Wir dürfen unsere Crew unter die Lupe nehmen, das innere Team, das innere Kind, die Familie, Freunde und Kollegen und sehen, wie wir durch sie unterstützt werden und wo wir uns unserer Kenntnisse und Fähigkeiten vielleicht erst einmal nur für uns selbst bewusst werden dürfen, wo wir all diese Menschen, die uns wohl gesonnen sind, an Bord holen und mit einbeziehen können.

Oder wir machen eine Bestandsaufnahme, wohin uns der Wind des Lebens bisher getrieben hat, ob dies uns und unseren Wünschen, Träumen und Sehnsüchten entspricht, oder ob wir ein neues Ziel definieren und dann auch ansteuern wollen und dürfen.
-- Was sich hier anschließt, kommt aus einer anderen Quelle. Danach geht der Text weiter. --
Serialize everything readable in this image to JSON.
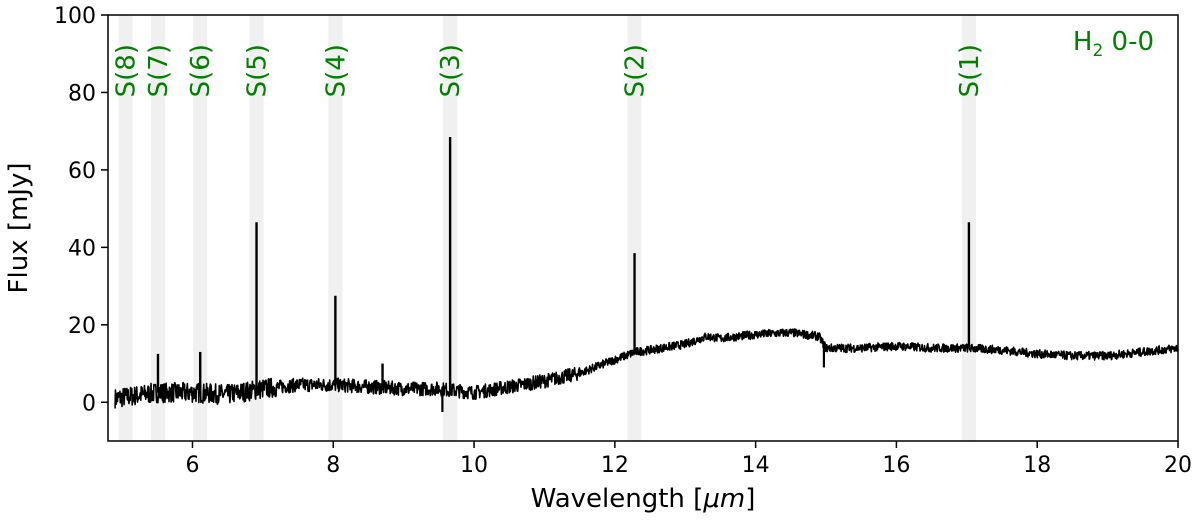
{
  "chart_data": {
    "type": "line",
    "xlabel_prefix": "Wavelength [",
    "xlabel_unit": "μm",
    "xlabel_suffix": "]",
    "ylabel": "Flux [mJy]",
    "xlim": [
      4.8,
      20
    ],
    "ylim": [
      -10,
      100
    ],
    "xticks": [
      6,
      8,
      10,
      12,
      14,
      16,
      18,
      20
    ],
    "yticks": [
      0,
      20,
      40,
      60,
      80,
      100
    ],
    "grid": false,
    "annotation_color": "#008000",
    "band_color": "#f0f0f0",
    "series_label": {
      "base": "H",
      "sub": "2",
      "rest": " 0-0"
    },
    "h2_lines": [
      {
        "label": "S(8)",
        "x": 5.05
      },
      {
        "label": "S(7)",
        "x": 5.51
      },
      {
        "label": "S(6)",
        "x": 6.11
      },
      {
        "label": "S(5)",
        "x": 6.91
      },
      {
        "label": "S(4)",
        "x": 8.03
      },
      {
        "label": "S(3)",
        "x": 9.66
      },
      {
        "label": "S(2)",
        "x": 12.28
      },
      {
        "label": "S(1)",
        "x": 17.03
      }
    ],
    "continuum": [
      [
        4.9,
        1.0
      ],
      [
        5.5,
        2.5
      ],
      [
        6.0,
        2.5
      ],
      [
        6.5,
        2.0
      ],
      [
        7.0,
        3.5
      ],
      [
        7.5,
        4.5
      ],
      [
        8.0,
        4.5
      ],
      [
        8.5,
        4.0
      ],
      [
        9.0,
        3.5
      ],
      [
        9.5,
        3.5
      ],
      [
        10.0,
        2.5
      ],
      [
        10.5,
        4.0
      ],
      [
        11.0,
        5.5
      ],
      [
        11.5,
        7.5
      ],
      [
        12.0,
        11.0
      ],
      [
        12.3,
        13.0
      ],
      [
        12.5,
        13.5
      ],
      [
        13.0,
        15.0
      ],
      [
        13.3,
        17.0
      ],
      [
        13.5,
        16.5
      ],
      [
        14.0,
        17.5
      ],
      [
        14.5,
        18.0
      ],
      [
        14.9,
        17.0
      ],
      [
        15.0,
        14.0
      ],
      [
        15.5,
        14.0
      ],
      [
        16.0,
        14.5
      ],
      [
        16.5,
        14.0
      ],
      [
        17.0,
        14.0
      ],
      [
        17.5,
        13.5
      ],
      [
        18.0,
        12.5
      ],
      [
        18.5,
        12.0
      ],
      [
        19.0,
        12.0
      ],
      [
        19.5,
        13.0
      ],
      [
        20.0,
        14.0
      ]
    ],
    "emission_peaks": [
      {
        "x": 5.51,
        "y": 12.5
      },
      {
        "x": 6.11,
        "y": 13.0
      },
      {
        "x": 6.91,
        "y": 46.5
      },
      {
        "x": 8.03,
        "y": 27.5
      },
      {
        "x": 8.7,
        "y": 10.0
      },
      {
        "x": 9.66,
        "y": 68.5
      },
      {
        "x": 12.28,
        "y": 38.5
      },
      {
        "x": 17.03,
        "y": 46.5
      }
    ],
    "absorption_dips": [
      {
        "x": 9.55,
        "y": -2.5
      },
      {
        "x": 14.97,
        "y": 9.0
      }
    ]
  }
}
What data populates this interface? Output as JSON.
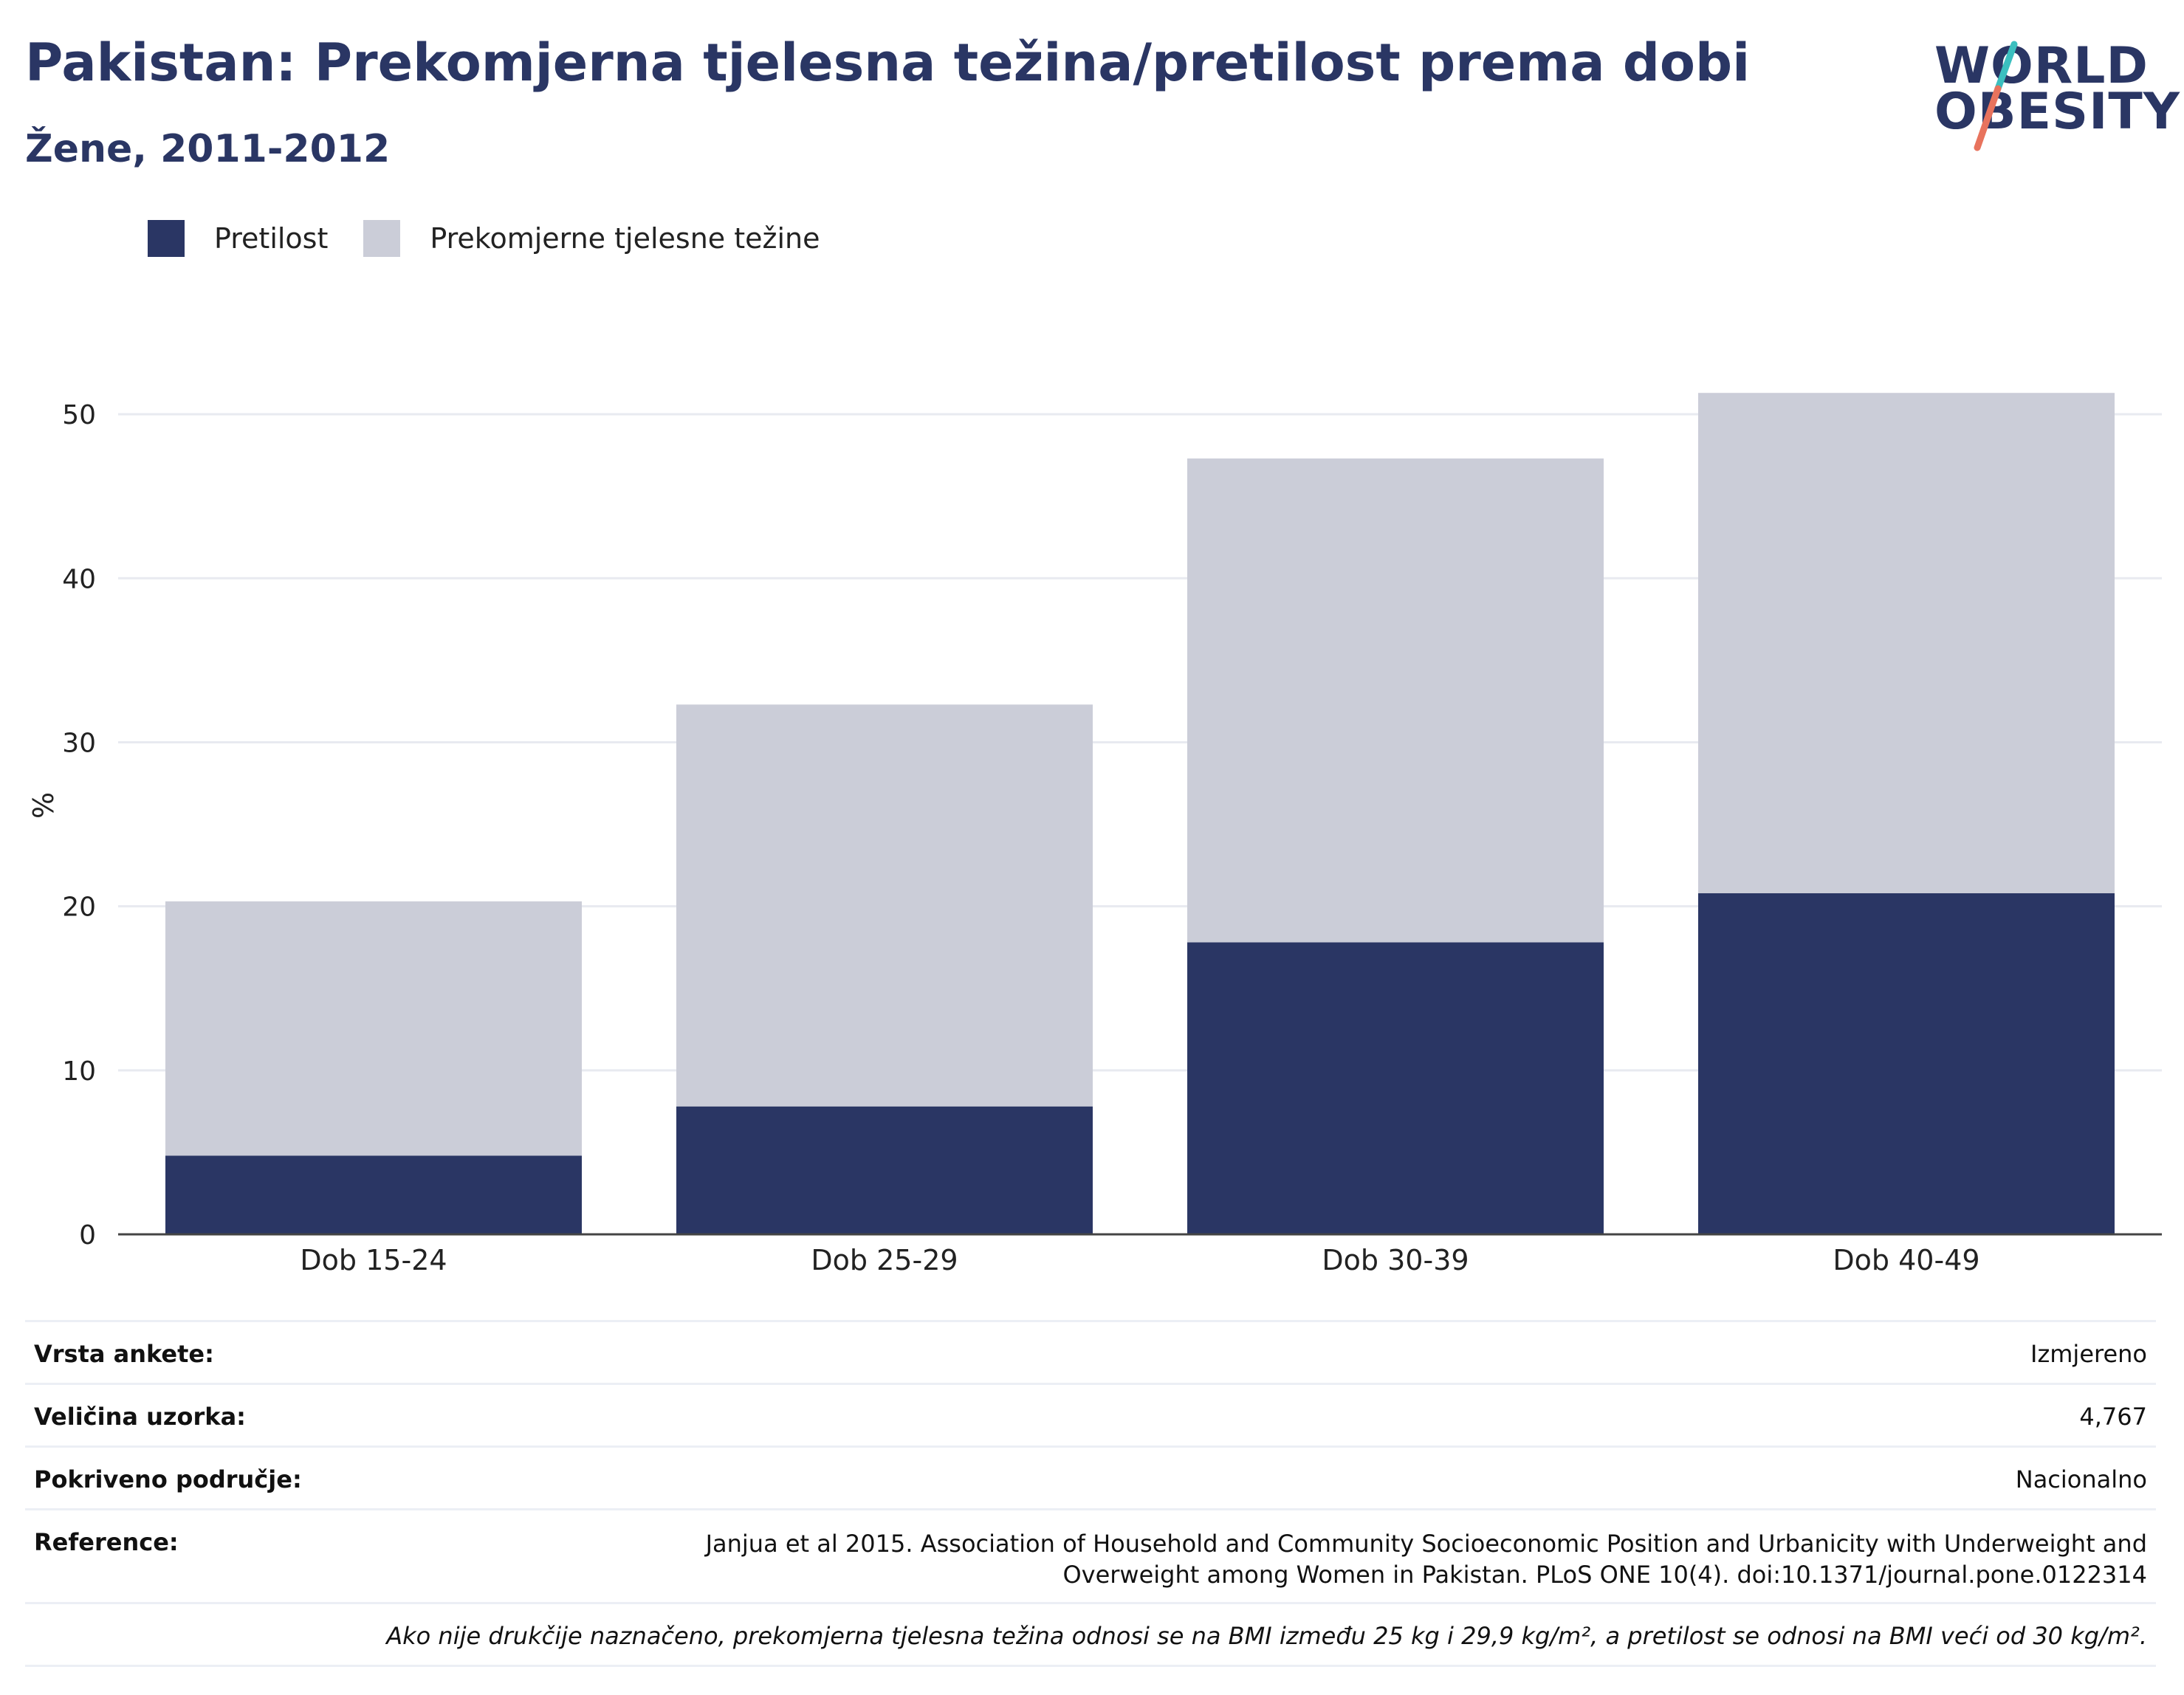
{
  "header": {
    "title": "Pakistan: Prekomjerna tjelesna težina/pretilost prema dobi",
    "subtitle": "Žene, 2011-2012"
  },
  "logo": {
    "line1": "WORLD",
    "line2": "OBESITY",
    "accent_colors": [
      "#3bbfbf",
      "#e8735d"
    ]
  },
  "legend": {
    "items": [
      {
        "label": "Pretilost",
        "color": "#2a3664"
      },
      {
        "label": "Prekomjerne tjelesne težine",
        "color": "#cbcdd8"
      }
    ]
  },
  "chart_data": {
    "type": "bar",
    "stacked": true,
    "categories": [
      "Dob 15-24",
      "Dob 25-29",
      "Dob 30-39",
      "Dob 40-49"
    ],
    "series": [
      {
        "name": "Pretilost",
        "color": "#2a3664",
        "values": [
          4.8,
          7.8,
          17.8,
          20.8
        ]
      },
      {
        "name": "Prekomjerne tjelesne težine",
        "color": "#cbcdd8",
        "values": [
          15.5,
          24.5,
          29.5,
          30.5
        ]
      }
    ],
    "ylabel": "%",
    "xlabel": "",
    "ylim": [
      0,
      55
    ],
    "yticks": [
      0,
      10,
      20,
      30,
      40,
      50
    ],
    "grid": true,
    "legend_position": "top-left"
  },
  "info": {
    "rows": [
      {
        "label": "Vrsta ankete:",
        "value": "Izmjereno"
      },
      {
        "label": "Veličina uzorka:",
        "value": "4,767"
      },
      {
        "label": "Pokriveno područje:",
        "value": "Nacionalno"
      },
      {
        "label": "Reference:",
        "value": "Janjua et al 2015. Association of Household and Community Socioeconomic Position and Urbanicity with Underweight and Overweight among Women in Pakistan. PLoS ONE 10(4). doi:10.1371/journal.pone.0122314"
      }
    ],
    "footnote": "Ako nije drukčije naznačeno, prekomjerna tjelesna težina odnosi se na BMI između 25 kg i 29,9 kg/m², a pretilost se odnosi na BMI veći od 30 kg/m²."
  }
}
Einen sicheren Hafen zu erreichen, von dem aus wir auf das Gewesene zurückblicken und die neuen Ziele anvisieren und neue Unternehmungen planen können, das ist ein wichtiges Ziel in unserem Leben und auf der abenteuerlichen Reise zu uns selbst. Hier können wir Kraft schöpfen, neue Ressourcen aufnehmen, alten Ballast in Form von hinderlichen Glaubenssätzen loslassen, uns neu im Innen und Außen aufstellen.

Ich begleite Sie gerne als Steuerfrau auf dieser spannenden Reise mit all meinem Wissen und meiner Erfahrung, der Kapitän, der sagt, wohin es gehen soll, der bleiben dabei Sie selbst.